The Technologies for a Nuclear Resurgence

James Lovelock, a prominent British scientist, wrote in 2004 that "civilization is in imminent danger and has to use nuclear". Lindsey Graham, the breakaway Republican senator who advocated carbon controls, is pushing hard for nuclear power. Wherever one looks, there's new support and excitement for nuclear plants. But using what technology?

Nuclear science atrophied in the latter part of the 20th century due to environmental lobbying. That meant the U.S. became stuck with its second "generation" of reactors and left a few other countries, mainly France and Japan, working in the third generation. Now there's signs of a breakaway dash to a fourth generation, as well as some unconventional ideas.

One is small, modular nuclear plants. Under development at the Idaho National Laboratory, these reactors would produce 25 to 70 megawatts of energy, depending on whether you want electricity or heat; enough for a small town, large factory or oil field (the latter two might use it for steam). They're designed to be safe and cheap, with electricity coming out just slightly more expensive than a coal plant.

The NYTimes covers small nuclear reactors briefly without mentioning the name of the company getting ready to start prototyping, Hyperion Generation. Next Big Future does a better job, or you can head over to the just-released eight page / 18 slide summary for the full treatment.

Hyperion is pretty neat, and it, or Toshiba, which is working on its own small reactors, would be making the first modern mini-nuke (the Russians made quite a few decades ago). The idea with more world-shaking implications, though, is a fast reactor that can reuse uranium. Today, we dump most uranium after one pass.

The question is whether, even with all the political support, we'll put serious effort into these reactors. Most that have been extremely expensive and finicky. General Electric, though, is working on a plan called the Power Reactor, Innovative Small Module, or PRISM, a sodium fast reactor design that it plans to submit in 2011.

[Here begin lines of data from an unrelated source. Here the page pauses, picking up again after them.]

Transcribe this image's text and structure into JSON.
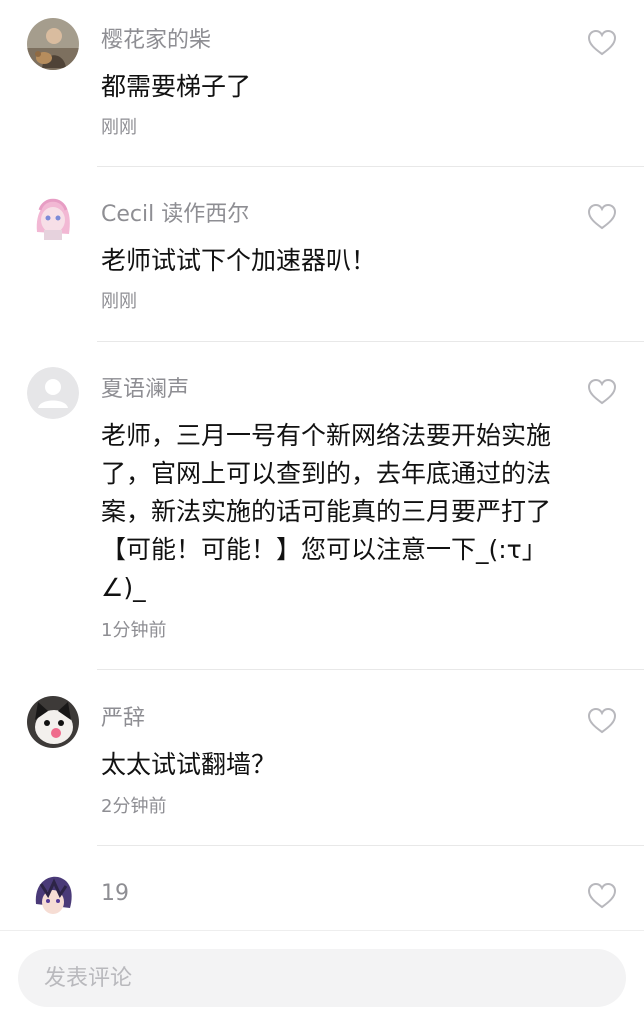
{
  "comments": [
    {
      "username": "樱花家的柴",
      "content": "都需要梯子了",
      "time": "刚刚",
      "avatar_icon": "user-photo-avatar",
      "like_icon": "heart-outline-icon"
    },
    {
      "username": "Cecil 读作西尔",
      "content": "老师试试下个加速器叭！",
      "time": "刚刚",
      "avatar_icon": "anime-girl-avatar",
      "like_icon": "heart-outline-icon"
    },
    {
      "username": "夏语澜声",
      "content": "老师，三月一号有个新网络法要开始实施了，官网上可以查到的，去年底通过的法案，新法实施的话可能真的三月要严打了【可能！可能！】您可以注意一下_(:τ」∠)_",
      "time": "1分钟前",
      "avatar_icon": "default-user-avatar",
      "like_icon": "heart-outline-icon"
    },
    {
      "username": "严辞",
      "content": "太太试试翻墙？",
      "time": "2分钟前",
      "avatar_icon": "cat-avatar",
      "like_icon": "heart-outline-icon"
    },
    {
      "username": "19",
      "content": "",
      "time": "",
      "avatar_icon": "anime-boy-avatar",
      "like_icon": "heart-outline-icon"
    }
  ],
  "comment_input": {
    "placeholder": "发表评论"
  },
  "colors": {
    "username": "#8e8e93",
    "content": "#111111",
    "time": "#8e8e93",
    "divider": "#e8e8e8",
    "input_background": "#f3f3f4",
    "placeholder": "#b9b9bd"
  }
}
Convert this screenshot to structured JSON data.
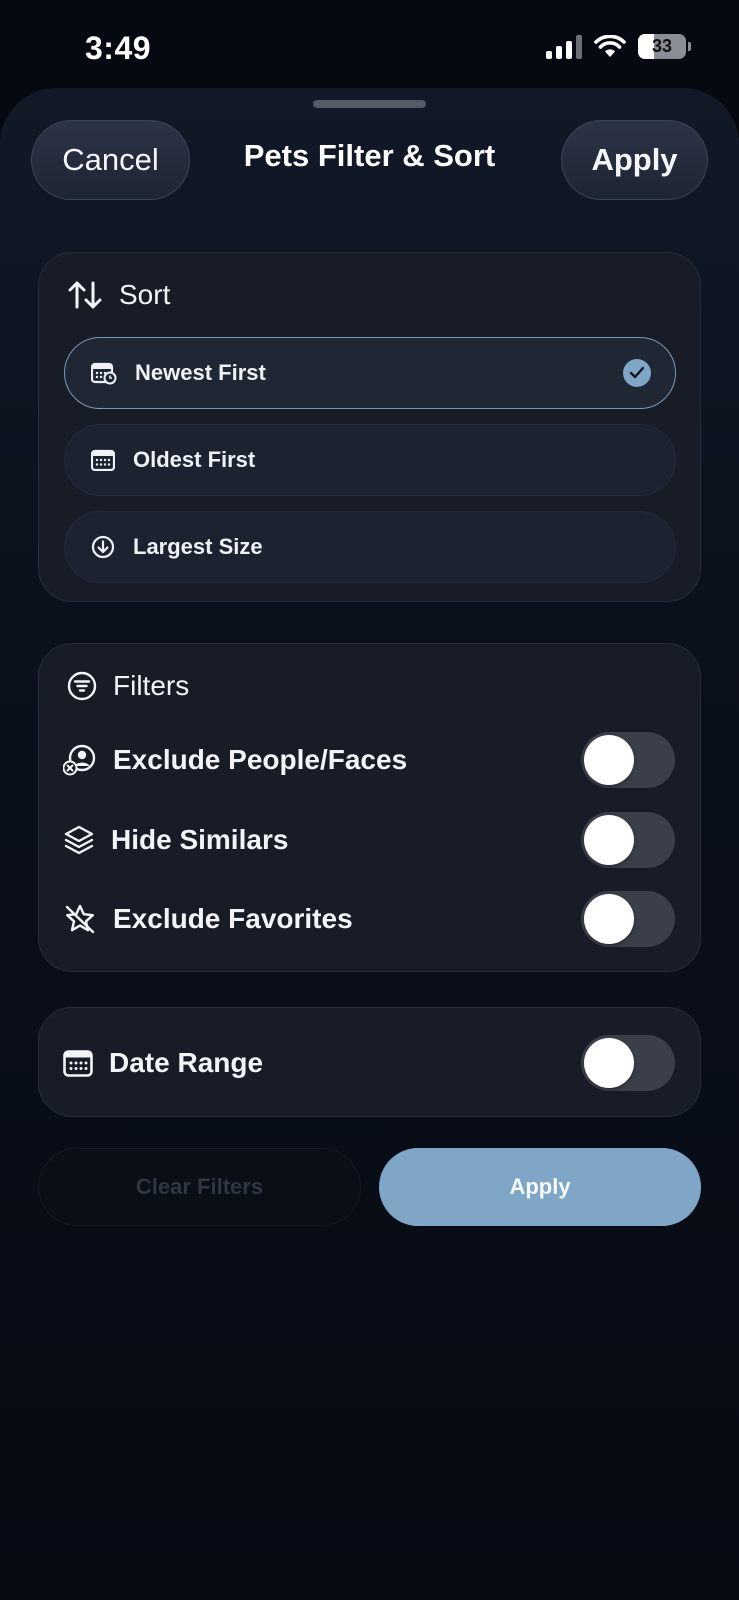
{
  "status_bar": {
    "time": "3:49",
    "battery_level": "33",
    "battery_fraction": 0.33
  },
  "header": {
    "cancel_label": "Cancel",
    "title": "Pets Filter & Sort",
    "apply_label": "Apply"
  },
  "sort": {
    "title": "Sort",
    "icon": "sort-arrows-icon",
    "options": [
      {
        "label": "Newest First",
        "icon": "calendar-clock-icon",
        "selected": true
      },
      {
        "label": "Oldest First",
        "icon": "calendar-icon",
        "selected": false
      },
      {
        "label": "Largest Size",
        "icon": "arrow-down-circle-icon",
        "selected": false
      }
    ]
  },
  "filters": {
    "title": "Filters",
    "icon": "filter-circle-icon",
    "items": [
      {
        "label": "Exclude People/Faces",
        "icon": "person-x-icon",
        "enabled": false
      },
      {
        "label": "Hide Similars",
        "icon": "layers-icon",
        "enabled": false
      },
      {
        "label": "Exclude Favorites",
        "icon": "star-slash-icon",
        "enabled": false
      }
    ]
  },
  "date_range": {
    "label": "Date Range",
    "icon": "calendar-icon",
    "enabled": false
  },
  "footer": {
    "clear_label": "Clear Filters",
    "apply_label": "Apply"
  },
  "colors": {
    "accent": "#7fa6c7",
    "background": "#050912",
    "card": "#171c27"
  }
}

Esquire just profiled the scientist behind this project, Eric Loewen, in a long-winded, overhyped story that pedantically begins most paragraphs with "The man who is going to save the world..." You can read their full story about PRISM here, or let me spare you some pain with a couple of relevant bits:

... GE started rethinking things. One of Clinch River's problems was light-water envy. They were trying to power huge turbines that put out 1,000 megawatts. "So [GE] sat down and said, You know what, we're pretty good at making washing machines and jet engines in a factory and replicating them. Why don't we make a sodium-cooled reactor that's factory-built, modular, with passive safety and replicate that, instead of trying to scale up?"

Passive safety meant that it would shut itself off automatically instead of melting down. Replicability meant the reactor vessel couldn't be more than twenty feet in diameter, because that's the biggest you can ship down a rail line. So they would gang reactor modules together to power a single turbine. They named it the Power Reactor, Innovative Small Module, or PRISM.

At the time, it was a renegade idea. So what if PRISM could be mass-produced, plopped right next to every coal plant in the world, and hooked straight to their existing electric turbines just as fast as American steelworkers could crank them out? It was already so hard to get nuclear plants built, big seemed to be better.